ECLI:NL:GHAMS:2002:AE0080
Gerechtshof Amsterdam
- Hoger beroep
- M. Haentjens
- A. Den Ottolander
- J. Wiarda
- Rechtspraak.nl
Vernietiging vonnis en vrijspraak in hoger beroep na niet wettig bewijs
In deze zaak heeft het Gerechtshof Amsterdam op 11 maart 2002 uitspraak gedaan in hoger beroep tegen een vonnis van de Arrondissementsrechtbank te Utrecht, dat op 13 juni 2001 was gewezen. De verdachte, R., was gedetineerd en had een tenlastelegging tegen zich, waarvan de inhoud was opgenomen in de inleidende dagvaarding. Het hof heeft het onderzoek in eerste aanleg en hoger beroep gevolgd, waarbij de zittingen plaatsvonden op verschillende data, waaronder 31 oktober 2000, 12 december 2000, 30 mei 2001 en 25 februari 2002.
Het hof heeft de vordering van de advocaat-generaal en de argumenten van de verdachte en zijn raadsman in overweging genomen. Na beoordeling van de zaak heeft het hof geconcludeerd dat het vonnis waarvan beroep niet kon worden gehandhaafd, omdat de bewezenverklaring niet wettig en overtuigend was. De verdachte is vrijgesproken van de tenlastegelegde feiten 1 en 2.

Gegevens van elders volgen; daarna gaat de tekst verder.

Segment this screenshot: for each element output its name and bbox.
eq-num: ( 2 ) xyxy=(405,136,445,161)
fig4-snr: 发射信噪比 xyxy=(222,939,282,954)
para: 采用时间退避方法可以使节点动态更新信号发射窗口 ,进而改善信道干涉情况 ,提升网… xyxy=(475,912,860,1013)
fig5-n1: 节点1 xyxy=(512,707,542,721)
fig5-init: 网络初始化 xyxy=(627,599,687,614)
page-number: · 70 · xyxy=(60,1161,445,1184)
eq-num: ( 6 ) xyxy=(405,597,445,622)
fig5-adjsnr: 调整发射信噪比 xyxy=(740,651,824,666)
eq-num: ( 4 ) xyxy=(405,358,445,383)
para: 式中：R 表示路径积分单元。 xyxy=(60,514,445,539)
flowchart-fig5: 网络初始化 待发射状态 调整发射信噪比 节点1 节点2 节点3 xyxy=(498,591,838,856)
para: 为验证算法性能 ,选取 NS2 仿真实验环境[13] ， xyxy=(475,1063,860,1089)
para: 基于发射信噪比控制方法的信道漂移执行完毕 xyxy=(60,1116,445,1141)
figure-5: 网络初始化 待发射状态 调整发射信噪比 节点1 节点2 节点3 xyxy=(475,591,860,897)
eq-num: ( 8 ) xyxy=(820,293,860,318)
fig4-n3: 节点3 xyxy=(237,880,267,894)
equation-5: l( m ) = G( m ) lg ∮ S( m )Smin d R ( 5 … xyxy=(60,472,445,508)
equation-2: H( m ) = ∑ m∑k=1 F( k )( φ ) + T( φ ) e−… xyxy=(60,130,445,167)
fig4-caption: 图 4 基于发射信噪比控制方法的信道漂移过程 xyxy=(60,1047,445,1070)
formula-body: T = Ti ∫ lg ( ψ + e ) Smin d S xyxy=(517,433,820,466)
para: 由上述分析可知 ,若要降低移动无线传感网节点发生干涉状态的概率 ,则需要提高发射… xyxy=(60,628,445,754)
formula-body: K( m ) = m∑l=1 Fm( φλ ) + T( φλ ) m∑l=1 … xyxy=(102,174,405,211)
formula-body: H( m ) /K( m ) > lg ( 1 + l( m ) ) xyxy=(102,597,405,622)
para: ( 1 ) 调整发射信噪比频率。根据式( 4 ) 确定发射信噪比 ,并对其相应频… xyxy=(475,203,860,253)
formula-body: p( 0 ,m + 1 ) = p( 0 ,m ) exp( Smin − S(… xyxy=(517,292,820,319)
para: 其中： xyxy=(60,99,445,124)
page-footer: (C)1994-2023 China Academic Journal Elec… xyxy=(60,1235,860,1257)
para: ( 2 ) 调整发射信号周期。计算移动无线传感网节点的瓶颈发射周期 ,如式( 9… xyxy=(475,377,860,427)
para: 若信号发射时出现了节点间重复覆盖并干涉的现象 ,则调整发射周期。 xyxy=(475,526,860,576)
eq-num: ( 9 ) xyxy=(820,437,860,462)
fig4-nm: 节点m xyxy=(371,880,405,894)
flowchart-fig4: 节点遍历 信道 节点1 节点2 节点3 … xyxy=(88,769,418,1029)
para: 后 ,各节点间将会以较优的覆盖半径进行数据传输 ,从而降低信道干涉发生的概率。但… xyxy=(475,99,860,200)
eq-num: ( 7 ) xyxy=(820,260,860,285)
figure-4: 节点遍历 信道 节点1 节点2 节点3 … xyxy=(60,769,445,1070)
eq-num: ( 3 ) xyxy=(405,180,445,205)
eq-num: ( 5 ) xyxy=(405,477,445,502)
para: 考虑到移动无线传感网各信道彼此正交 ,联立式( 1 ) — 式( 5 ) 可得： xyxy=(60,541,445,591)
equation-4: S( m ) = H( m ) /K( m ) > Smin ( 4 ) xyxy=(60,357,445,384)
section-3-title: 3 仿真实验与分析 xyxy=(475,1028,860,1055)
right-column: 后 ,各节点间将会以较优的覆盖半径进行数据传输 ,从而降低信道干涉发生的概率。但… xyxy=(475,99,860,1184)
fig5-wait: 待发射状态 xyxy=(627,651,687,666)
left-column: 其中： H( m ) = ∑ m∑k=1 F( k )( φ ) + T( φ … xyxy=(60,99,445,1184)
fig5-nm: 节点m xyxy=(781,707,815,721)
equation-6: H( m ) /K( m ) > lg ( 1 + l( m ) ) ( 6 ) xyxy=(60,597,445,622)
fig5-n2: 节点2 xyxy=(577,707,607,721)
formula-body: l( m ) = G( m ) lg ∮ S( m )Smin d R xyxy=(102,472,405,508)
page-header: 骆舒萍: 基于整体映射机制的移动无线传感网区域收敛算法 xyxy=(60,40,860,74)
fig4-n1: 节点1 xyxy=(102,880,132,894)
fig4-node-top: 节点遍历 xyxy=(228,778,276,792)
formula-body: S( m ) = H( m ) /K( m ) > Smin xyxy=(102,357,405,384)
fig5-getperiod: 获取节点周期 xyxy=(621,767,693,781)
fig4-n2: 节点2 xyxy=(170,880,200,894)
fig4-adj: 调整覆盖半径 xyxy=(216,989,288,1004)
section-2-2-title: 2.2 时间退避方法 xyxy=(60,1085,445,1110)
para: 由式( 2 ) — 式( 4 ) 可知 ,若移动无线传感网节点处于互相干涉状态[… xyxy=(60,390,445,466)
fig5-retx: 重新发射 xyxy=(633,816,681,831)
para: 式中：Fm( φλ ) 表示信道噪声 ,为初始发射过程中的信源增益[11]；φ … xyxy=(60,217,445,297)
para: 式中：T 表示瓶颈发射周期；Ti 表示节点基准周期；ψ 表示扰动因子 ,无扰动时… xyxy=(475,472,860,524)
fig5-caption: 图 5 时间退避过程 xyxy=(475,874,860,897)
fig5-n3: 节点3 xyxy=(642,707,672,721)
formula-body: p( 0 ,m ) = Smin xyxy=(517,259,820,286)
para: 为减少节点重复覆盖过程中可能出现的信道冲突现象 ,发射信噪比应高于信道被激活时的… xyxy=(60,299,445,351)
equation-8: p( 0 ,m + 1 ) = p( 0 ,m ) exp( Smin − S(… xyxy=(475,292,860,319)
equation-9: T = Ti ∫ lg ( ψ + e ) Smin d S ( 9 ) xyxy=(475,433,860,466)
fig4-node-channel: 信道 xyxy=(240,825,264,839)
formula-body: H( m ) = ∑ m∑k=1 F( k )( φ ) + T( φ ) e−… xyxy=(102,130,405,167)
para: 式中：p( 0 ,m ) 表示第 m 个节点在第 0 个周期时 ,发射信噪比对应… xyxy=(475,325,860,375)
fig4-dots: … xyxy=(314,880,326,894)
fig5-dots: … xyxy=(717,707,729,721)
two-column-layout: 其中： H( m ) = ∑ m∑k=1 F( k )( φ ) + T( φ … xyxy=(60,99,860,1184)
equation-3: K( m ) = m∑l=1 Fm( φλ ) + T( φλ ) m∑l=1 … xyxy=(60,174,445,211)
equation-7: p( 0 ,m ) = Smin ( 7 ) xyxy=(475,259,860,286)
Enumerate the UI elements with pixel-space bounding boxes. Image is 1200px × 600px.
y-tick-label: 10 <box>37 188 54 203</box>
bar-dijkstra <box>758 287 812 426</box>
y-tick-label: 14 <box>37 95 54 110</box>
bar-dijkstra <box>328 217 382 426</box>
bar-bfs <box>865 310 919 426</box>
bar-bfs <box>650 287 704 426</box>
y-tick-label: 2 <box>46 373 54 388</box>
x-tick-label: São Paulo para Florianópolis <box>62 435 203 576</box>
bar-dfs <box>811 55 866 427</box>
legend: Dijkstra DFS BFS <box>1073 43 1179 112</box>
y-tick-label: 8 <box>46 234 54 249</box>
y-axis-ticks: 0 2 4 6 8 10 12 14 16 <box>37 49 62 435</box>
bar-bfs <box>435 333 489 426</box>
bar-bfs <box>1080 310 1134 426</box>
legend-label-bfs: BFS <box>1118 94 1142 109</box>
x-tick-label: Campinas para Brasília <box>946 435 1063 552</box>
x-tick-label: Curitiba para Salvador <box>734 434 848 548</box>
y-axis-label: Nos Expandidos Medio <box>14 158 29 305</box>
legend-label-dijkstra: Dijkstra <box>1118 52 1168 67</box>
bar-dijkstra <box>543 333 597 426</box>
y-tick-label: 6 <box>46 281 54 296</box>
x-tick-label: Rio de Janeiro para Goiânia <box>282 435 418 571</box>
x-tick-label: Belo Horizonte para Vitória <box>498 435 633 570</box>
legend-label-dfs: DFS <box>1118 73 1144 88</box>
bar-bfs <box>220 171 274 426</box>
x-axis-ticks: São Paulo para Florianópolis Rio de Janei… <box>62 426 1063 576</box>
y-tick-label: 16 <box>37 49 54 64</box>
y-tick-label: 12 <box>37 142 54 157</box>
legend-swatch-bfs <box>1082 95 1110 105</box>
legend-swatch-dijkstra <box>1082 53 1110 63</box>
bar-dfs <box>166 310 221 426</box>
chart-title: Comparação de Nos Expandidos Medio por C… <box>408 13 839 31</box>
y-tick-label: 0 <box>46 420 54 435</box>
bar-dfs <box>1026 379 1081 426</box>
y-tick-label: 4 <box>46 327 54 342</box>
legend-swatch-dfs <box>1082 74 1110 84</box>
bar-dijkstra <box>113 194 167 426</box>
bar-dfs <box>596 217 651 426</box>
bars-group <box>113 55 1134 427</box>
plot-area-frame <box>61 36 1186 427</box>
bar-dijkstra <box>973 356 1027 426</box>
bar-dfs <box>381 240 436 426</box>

Daarnaast heeft de benadeelde partij, B., een schadevergoeding van ƒ 3000,- ingediend. Aangezien de verdachte werd vrijgesproken, verklaarde het hof de benadeelde partij niet-ontvankelijk in haar vordering tegen de verdachte. Het hof heeft het geschorste bevel tot voorlopige hechtenis van de verdachte opgeheven. Deze uitspraak is gedaan door de tweede meervoudige strafkamer van het Gerechtshof Amsterdam, met de rechters M. Haentjens, A. Den Ottolander en J. Wiarda, en is openbaar uitgesproken op de zitting van 11 maart 2002. Mr. Wiarda was niet in staat om het arrest mede te ondertekenen.